China’s exports have recovered fast following the downturn of 2009.
For the last ten years, China has gradually increased its share of world trade and in particular manufactured exports, such that by 2010 they reached 13.7 percent up from 12.1 percent in 2009. As labor costs have increased, low-cost products like textiles, footwear, and toys have come under pressure. So far, Chinese firms have coped by moving production inland to lower cost regions, but this trend is not sustainable in the long term as gradually labor costs equalize across the country.
Beijing has seen this coming and has been active for years in developing the critical mass in production of higher-technology, more capital-intensive products. Government incentives have been the carrot and pressure on state-owned firms has been the stick to encourage consolidation, acquisition of foreign technology and capital investment.
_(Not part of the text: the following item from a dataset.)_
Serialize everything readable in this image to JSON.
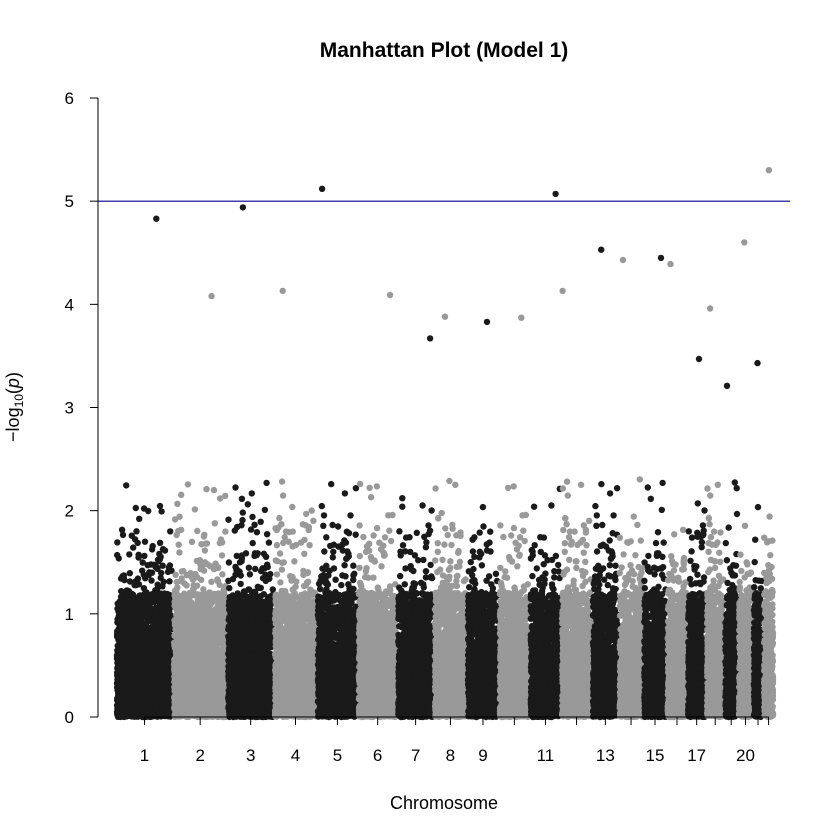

The primary intent of Beijing’s efforts is not world domination, but was initially to reduce dependence on foreign firms and create the know-how to service the home market. The home market, however, is always a proving ground for eventual global sales, just as it was for Japan, South Korea and the other Asian tigers as it was indeed for the US a hundred years or more before.
The EIU report carries a fascinating analysis of those industries most at risk form Chinese competition — not in the future, but right now.
A total of 217 commodity export markets with a global export value of at least $10 billion each in 2010 are plotted in terms of OECD countries’ share of global exports on the horizontal axis, together with the three-year change in market share experienced by China on the vertical axis. The EIU has then segmented the graph into four quadrants, based on the average market share increase experienced by China, and the average market share held by OECD countries. This reveals in the top-right quadrant what they term the “hot zone, showing those sectors in which OECD economies held a dominant market share, and in which Chinese exporters have made significant inroads over the past three years.